Limitations & Future Work

  • Dependency on Discrete Dictionaries: Formulas rely on \(F\in\{0,1\}^n\) and \(O\in\{0,1\}^K\). Continuous features (e.g., velocity) currently require discretization.
  • Retrievable vs. Utilized Information: A high \(\beta\) only indicates that information can be extracted by a probe; it does not guarantee that a downstream readout (like an LLM head in LLaVA) actually utilizes it.
  • Assumption for \(B^*_{O,F}\): It assumes \(F\) is a deterministic function of \(O\), which may not hold in extremely noisy or biologically realistic scenarios.
  • Future Directions: Using probe loss as a training objective (binding-aware pretraining); extending metrics to temporal binding in video; studying if structural information predicts compositional generalization success.
  • vs. Campbell et al. 2025: While they use task error rates to show binding failure, they cannot distinguish between representation failure and readout failure. This work isolates the representation layer.
  • vs. Greff et al. 2020: Greff provided a conceptual taxonomy (segregation, representation, composition). This work provides the mathematical and engineering implementation for "representation binding."
  • vs. Slot Attention / Capsule Networks: While those architectures propose specific encoding schemes, they lack a universal comparison metric. The \(\beta^*_{O,F}\) metric provides a common benchmark to compare slot-based vs. vanilla ViT vs.
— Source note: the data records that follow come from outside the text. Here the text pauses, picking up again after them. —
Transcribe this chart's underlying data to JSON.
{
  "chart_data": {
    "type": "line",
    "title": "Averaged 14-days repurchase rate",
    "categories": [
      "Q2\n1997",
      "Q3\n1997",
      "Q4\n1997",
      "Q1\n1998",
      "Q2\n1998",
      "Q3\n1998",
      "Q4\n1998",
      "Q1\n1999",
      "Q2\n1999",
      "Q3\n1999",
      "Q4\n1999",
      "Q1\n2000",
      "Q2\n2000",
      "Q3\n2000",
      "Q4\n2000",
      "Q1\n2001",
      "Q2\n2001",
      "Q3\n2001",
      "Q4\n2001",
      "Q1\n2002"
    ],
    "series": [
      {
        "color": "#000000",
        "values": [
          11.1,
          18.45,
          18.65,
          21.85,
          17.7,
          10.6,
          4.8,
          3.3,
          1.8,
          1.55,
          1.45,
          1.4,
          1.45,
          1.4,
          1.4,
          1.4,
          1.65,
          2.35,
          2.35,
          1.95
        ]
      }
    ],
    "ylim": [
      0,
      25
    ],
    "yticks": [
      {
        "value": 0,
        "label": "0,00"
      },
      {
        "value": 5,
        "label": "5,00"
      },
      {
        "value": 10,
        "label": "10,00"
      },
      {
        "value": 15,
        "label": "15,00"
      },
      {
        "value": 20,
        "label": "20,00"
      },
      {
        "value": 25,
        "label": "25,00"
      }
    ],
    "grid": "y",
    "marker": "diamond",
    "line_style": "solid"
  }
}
JEPA models.

Rating

  • Novelty: ⭐⭐⭐⭐⭐ Represents the first work to strictly align the binding problem with mutual information and provide computable estimators.
  • Experimental Thoroughness: ⭐⭐⭐⭐ Covers various datasets and architectures, though the object space scale (\(K=64\)) remains smaller than real-world hierarchies like LVIS.
  • Writing Quality: ⭐⭐⭐⭐⭐ Extremely clear logical chain from definitions to theorems to probes and empirical results.
  • Value: ⭐⭐⭐⭐⭐ Provides a scalar benchmark that directly informs architectural decisions (e.g., resolution vs. token type) and sets a foundation for future binding-aware pretraining.